A cluster of protesters will greet the new congressional leaders, the Democrats on Capitol Hill tomorrow.
They will not be disgruntled conservatives wary of Democrat control, but liberals demanding a ban on torture, an end to warrantless domestic spying, and a restoration of curbed civil liberties.
The protests will be followed by an evening forum calling for the president's impeachment, led by the Center for Constitutional Rights, anti-war activist Cindy Sheehan, and pro-impeachment group called The World Can't Wait.
Sounds like the title of a bombed movie.
Nowhere in the Democrats' consensus-driven agenda is there legislation revisiting last year's establishment of military tribunals and suspending legal rights for suspected terrorists, nor is there a revision of the civil liberties provisions of the USA Patriot Act.
To Democrat activists and some lawmakers, the agenda skirts the larger issues that damaged the president's approval ratings and torpedoed Republican control of Congress.
Deborah Sweet, National Director of World Can't Wait, said, we have been told for many years, 12 years now, wait until we get in power.
Then you'll see things change.
Well, we'll give them a couple months or a few weeks to see what they come up with.
But if they don't do something very decisive around the war and these other ifthios, I think there will be trouble.
New Castrati talked there.
So Democrats are going to face some protesters and the surge that the president is reported to be going to announce soon.
Democrats could try to cut funding for the war in the House of Representatives.
Joe Biden could do a number of things to try to stop it, as he's promised that he will.
Made the statement, by the way, outside a hair care for men's store in Wilmington, Delaware.
You see, Russ, the problem with you is that your humor always have a victim.
If it weren't for that, you would be funny, Mr.
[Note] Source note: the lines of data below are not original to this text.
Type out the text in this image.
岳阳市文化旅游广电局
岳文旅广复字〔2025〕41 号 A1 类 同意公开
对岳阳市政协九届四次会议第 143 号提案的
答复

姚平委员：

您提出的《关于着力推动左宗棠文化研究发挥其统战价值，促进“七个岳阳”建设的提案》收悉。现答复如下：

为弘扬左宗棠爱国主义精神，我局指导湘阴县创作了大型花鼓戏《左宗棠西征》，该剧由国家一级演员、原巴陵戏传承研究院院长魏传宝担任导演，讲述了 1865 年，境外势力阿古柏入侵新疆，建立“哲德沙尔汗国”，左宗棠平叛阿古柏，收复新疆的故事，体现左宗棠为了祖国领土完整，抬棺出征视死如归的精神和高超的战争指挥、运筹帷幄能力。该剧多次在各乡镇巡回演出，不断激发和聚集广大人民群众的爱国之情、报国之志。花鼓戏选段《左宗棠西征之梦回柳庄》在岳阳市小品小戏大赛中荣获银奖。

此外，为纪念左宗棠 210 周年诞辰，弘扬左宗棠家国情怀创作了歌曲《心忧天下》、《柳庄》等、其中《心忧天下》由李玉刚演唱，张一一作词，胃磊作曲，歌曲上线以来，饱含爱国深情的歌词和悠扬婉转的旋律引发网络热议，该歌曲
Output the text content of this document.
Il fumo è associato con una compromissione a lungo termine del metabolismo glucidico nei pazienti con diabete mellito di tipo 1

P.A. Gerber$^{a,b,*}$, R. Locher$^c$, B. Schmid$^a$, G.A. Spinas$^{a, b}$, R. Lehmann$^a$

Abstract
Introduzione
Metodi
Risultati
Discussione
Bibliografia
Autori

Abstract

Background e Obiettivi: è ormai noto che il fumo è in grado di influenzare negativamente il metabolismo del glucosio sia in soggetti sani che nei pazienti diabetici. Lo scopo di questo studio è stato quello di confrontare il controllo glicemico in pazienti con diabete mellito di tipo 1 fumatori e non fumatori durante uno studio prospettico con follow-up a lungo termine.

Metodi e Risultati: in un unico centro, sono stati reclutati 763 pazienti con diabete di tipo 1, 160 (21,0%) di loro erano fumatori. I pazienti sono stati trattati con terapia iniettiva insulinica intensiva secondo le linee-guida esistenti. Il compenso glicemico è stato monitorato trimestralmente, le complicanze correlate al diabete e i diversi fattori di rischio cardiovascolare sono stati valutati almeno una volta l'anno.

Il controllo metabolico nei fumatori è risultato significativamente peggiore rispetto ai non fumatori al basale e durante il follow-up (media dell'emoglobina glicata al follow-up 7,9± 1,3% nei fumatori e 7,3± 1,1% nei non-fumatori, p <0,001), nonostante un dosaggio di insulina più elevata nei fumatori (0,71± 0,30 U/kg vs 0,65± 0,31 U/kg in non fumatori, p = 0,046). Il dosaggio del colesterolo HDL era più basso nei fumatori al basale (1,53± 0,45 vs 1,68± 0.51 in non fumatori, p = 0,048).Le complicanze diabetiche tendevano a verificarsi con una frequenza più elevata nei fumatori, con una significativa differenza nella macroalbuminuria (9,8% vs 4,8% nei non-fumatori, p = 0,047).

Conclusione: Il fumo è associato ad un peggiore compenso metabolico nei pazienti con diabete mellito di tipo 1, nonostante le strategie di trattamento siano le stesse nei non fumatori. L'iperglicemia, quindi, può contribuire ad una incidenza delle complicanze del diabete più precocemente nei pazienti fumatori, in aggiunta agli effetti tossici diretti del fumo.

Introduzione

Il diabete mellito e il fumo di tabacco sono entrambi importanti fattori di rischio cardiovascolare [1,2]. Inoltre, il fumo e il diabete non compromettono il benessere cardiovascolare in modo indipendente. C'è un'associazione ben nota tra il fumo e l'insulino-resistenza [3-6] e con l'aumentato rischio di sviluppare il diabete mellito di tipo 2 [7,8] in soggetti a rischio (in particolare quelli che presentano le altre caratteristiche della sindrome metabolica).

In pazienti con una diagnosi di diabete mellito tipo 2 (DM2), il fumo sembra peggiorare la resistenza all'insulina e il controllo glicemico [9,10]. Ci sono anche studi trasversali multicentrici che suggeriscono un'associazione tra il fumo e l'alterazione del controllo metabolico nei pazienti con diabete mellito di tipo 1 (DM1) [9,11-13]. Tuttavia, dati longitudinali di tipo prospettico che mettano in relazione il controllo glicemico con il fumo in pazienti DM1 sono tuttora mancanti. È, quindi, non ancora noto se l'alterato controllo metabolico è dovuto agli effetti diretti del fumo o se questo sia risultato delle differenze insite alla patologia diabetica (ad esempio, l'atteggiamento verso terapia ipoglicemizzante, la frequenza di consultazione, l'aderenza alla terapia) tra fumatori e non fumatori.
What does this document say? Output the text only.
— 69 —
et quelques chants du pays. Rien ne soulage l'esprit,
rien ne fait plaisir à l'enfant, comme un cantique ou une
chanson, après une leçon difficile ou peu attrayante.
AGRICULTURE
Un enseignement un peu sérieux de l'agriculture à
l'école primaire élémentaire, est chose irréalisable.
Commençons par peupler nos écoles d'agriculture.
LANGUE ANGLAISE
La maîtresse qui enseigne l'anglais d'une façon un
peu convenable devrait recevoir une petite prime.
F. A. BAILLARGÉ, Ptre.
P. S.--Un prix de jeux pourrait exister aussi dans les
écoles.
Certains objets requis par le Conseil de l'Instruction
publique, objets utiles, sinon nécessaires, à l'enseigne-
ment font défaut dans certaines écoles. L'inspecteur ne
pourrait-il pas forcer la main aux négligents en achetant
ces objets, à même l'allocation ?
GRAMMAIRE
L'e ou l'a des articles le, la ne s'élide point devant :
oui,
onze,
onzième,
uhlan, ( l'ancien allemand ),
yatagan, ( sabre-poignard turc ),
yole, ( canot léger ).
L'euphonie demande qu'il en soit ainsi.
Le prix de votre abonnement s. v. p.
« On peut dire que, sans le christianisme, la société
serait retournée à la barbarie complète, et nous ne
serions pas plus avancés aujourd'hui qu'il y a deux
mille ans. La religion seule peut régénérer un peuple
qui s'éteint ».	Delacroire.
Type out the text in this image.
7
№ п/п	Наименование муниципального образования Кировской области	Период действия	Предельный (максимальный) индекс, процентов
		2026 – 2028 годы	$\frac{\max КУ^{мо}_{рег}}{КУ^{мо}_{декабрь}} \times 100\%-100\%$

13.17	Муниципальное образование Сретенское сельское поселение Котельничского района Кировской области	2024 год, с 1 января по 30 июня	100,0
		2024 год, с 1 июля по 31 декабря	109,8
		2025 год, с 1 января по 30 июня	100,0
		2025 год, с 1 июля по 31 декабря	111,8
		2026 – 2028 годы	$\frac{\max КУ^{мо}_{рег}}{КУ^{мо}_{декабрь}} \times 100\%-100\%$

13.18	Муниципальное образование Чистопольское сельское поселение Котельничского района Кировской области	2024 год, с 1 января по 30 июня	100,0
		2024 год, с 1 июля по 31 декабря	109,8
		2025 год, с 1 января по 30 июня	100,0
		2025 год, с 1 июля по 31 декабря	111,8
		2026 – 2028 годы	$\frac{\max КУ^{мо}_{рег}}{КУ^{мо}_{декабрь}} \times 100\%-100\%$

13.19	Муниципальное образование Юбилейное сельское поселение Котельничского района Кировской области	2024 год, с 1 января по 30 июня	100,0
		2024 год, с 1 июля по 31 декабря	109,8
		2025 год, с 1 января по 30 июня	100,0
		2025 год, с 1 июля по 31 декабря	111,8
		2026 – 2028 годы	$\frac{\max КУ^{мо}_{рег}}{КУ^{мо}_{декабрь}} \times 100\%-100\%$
Limbaugh, but your humor always have a victim.
You are cold-hearted, cruel, and heartless.
Thank you.
Back in just a moment.
Now, one of these groups is going to show up tomorrow to try to remind Democrats to be liberal.
The Center for Constitutional Rights, they are leading the effort to impeach Bush.
One of the attorneys for the Center for Constitutional Rights is the granddaughter of Julius and Ethel Rosenberg.
Her name is Rachel Mirapol.
The granddaughter of Julius and Ethel Rosenberg is a lawyer for the Center for Constitutional Rights trying to impeach.